Gary — 33 · Three Fantasy F1 leagues
Vettel's championship race probability was 78% at the point the rain started. Forty-seven seconds later it was zero. The swing in Max Verstappen's probability from lap 28 to lap 30 was 87 percentage points — from 4% to 91%. I've never seen a two-lap window produce that scale of swing. I've checked. I keep checking.
Robert Kubica scored a point. Robert Kubica, in a Williams, which was statistically the slowest car on the grid in 2019, scored a point at Hockenheim. The probability of Kubica scoring a championship point in 2019 was, before this race, approximately 1.1%. My models retired briefly after this race. They needed time to process.
Kat — 30 · Technical journalist
The Ferrari SF90's rear aerodynamic philosophy in 2019 was genuinely problematic in mixed conditions. The high-rake setup that gave them exceptional downforce in the dry made the rear end difficult to manage when grip levels dropped suddenly. What Vettel experienced at turn one wasn't unusual for that car in those conditions — it was the predictable consequence of a setup that hadn't been optimised for rain.

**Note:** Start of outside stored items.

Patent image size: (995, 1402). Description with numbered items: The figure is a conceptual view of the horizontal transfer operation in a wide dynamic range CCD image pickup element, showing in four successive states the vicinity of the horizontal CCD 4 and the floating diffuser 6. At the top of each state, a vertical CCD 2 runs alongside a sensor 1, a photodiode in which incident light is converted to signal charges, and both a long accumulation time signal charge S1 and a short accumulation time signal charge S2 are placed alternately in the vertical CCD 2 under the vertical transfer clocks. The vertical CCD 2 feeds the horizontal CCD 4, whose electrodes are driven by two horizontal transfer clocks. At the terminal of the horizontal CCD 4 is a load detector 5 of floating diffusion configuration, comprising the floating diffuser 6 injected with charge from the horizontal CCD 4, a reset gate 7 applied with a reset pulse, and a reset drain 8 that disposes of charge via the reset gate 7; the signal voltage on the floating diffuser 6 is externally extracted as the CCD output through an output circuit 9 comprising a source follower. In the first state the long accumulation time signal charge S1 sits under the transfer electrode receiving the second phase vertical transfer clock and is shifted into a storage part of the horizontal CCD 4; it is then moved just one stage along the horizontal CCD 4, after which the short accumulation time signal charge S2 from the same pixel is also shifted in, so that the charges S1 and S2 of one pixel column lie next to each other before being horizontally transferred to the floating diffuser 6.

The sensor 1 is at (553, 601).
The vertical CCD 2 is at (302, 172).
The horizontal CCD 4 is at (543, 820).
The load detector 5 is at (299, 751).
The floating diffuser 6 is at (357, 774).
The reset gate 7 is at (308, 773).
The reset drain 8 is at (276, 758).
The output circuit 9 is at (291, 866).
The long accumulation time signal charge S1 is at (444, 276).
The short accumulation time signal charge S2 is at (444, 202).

The safety car and virtual safety car periods created a strategic maze that Verstappen's team navigated brilliantly. Starting 9th, they committed to a two-stop that put him on fresh mediums at exactly the right moment. Verstappen didn't win because of luck — he won because Red Bull made six correct decisions in a row under pressure while everyone else was making one wrong one.